Ignoring inconvenient metrics is one problem. But the data can also drive priorities or behaviors for the sake of the data, a trap summed up in Goodhart’s Law: “When a measure becomes a target, it ceases to be a good measure.” Educators have seen that effect with No Child Left Behind, a 2001 federal law that sharply expanded high-stakes testing in schools and tied federal money to the results. Parents complained that a focus on scores had distorted priorities in the schools; educational reformers wondered if the data-driven focus on accountability had changed things for the better. Schoolteachers complained that they spent more time on assessments and gathering data than actually teaching.
Nicholas Tampio, a professor of political science at Fordham University, sees a similar dynamic coming for higher education. Data will be used for accountability, and then those metrics will start to sway behavior, such as how students find an interest or passion, choose a field of study, and participate in society. Recently, he wrote a commentary about a database, pushed by the Bill & Melinda Gates Foundation, to track individual financial outcomes for college graduates.

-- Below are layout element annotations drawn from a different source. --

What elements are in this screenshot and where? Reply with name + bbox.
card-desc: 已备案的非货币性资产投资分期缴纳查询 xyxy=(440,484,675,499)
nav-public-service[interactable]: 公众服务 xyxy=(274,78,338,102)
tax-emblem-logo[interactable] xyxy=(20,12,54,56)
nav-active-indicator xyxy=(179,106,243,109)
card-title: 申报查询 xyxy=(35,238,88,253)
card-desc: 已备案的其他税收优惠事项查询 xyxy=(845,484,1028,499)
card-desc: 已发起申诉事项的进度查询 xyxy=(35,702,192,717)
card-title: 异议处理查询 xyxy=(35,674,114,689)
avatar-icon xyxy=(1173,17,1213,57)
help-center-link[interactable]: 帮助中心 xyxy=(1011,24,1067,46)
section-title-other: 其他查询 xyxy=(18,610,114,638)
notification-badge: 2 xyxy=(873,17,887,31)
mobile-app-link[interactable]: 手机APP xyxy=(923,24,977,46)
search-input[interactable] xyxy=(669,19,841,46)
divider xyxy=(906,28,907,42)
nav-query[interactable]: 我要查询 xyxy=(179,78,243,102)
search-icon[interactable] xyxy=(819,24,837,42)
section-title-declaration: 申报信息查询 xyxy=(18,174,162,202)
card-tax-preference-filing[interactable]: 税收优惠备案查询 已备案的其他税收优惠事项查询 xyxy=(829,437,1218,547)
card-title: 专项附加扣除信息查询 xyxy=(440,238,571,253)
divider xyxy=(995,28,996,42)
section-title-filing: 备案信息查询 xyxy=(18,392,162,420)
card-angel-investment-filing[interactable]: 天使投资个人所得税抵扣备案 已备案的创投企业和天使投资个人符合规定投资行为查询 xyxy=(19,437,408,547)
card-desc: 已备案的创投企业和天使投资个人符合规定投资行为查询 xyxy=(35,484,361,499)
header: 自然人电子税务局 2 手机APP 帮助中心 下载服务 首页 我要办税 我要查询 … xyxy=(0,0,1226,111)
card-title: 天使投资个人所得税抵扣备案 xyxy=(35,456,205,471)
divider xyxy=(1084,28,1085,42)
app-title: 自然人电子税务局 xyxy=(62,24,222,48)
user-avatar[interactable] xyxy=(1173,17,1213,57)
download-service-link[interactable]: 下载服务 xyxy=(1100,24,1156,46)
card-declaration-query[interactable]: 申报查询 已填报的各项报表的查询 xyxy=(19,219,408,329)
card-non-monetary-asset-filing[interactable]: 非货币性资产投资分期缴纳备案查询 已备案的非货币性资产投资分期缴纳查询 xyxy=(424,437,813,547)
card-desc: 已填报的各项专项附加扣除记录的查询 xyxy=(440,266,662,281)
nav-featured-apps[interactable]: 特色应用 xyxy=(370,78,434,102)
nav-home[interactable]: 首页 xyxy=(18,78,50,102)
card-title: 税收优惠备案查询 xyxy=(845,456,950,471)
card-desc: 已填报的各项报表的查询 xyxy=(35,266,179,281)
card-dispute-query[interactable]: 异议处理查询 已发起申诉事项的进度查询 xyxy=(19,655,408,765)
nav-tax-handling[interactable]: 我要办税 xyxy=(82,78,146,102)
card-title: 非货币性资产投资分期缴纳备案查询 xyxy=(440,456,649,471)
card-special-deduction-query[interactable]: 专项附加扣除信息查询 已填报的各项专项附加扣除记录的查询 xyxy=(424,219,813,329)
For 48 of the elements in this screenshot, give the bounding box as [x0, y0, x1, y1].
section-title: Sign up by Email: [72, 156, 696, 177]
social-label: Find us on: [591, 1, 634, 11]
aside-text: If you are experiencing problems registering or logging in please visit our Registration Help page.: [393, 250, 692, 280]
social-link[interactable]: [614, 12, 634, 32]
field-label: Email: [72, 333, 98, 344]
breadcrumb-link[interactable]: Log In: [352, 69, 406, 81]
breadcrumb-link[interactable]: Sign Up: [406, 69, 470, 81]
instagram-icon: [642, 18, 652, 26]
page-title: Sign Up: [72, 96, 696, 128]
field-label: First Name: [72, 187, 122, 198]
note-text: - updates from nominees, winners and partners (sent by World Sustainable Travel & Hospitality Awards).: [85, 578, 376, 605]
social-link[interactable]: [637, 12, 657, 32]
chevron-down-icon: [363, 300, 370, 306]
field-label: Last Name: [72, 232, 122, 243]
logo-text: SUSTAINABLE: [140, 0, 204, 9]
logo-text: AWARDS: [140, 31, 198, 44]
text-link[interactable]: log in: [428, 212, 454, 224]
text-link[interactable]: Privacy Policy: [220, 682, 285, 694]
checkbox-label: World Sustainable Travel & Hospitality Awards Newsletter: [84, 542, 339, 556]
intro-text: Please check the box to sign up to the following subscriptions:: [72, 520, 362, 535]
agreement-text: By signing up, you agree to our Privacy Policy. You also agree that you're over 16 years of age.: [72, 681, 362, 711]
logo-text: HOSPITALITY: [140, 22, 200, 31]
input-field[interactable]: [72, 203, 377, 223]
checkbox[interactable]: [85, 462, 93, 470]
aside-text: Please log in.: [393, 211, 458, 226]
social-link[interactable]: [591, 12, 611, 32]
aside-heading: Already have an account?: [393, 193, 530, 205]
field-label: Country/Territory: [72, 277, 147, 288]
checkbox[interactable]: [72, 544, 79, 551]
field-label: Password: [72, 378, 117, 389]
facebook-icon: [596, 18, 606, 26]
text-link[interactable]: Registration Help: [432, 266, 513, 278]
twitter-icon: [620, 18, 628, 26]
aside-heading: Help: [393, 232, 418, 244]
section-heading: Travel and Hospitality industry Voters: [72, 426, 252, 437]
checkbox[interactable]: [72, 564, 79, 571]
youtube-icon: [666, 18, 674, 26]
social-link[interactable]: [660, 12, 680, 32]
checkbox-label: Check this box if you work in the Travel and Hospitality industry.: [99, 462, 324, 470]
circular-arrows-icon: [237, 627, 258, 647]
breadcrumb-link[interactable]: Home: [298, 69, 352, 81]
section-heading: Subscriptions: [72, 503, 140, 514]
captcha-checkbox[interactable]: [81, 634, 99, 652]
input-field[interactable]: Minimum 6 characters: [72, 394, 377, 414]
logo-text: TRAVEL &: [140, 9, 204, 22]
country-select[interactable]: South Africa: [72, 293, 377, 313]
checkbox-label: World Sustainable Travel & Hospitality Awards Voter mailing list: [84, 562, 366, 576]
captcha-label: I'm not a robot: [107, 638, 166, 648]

“Are they going to do a No Child Left Behind Act for higher education?” he says. “That’s what I’m on the lookout for.” The College Transparency Act, reintroduced this year with bipartisan support, would be “a key piece of the puzzle,” he says. It would mandate data collection on factors like student enrollment and completion rates, and would allow the Department of Education to work with the Internal Revenue Service and the Social Security Administration to calculate students’ financial outcomes.“Education and political philosophers have realized from Plato that there’s an intimate connection between education and politics,” says Tampio. So what are policy makers signaling to students with a college version of No Child Left Behind, with its focus not on math scores but credit scores?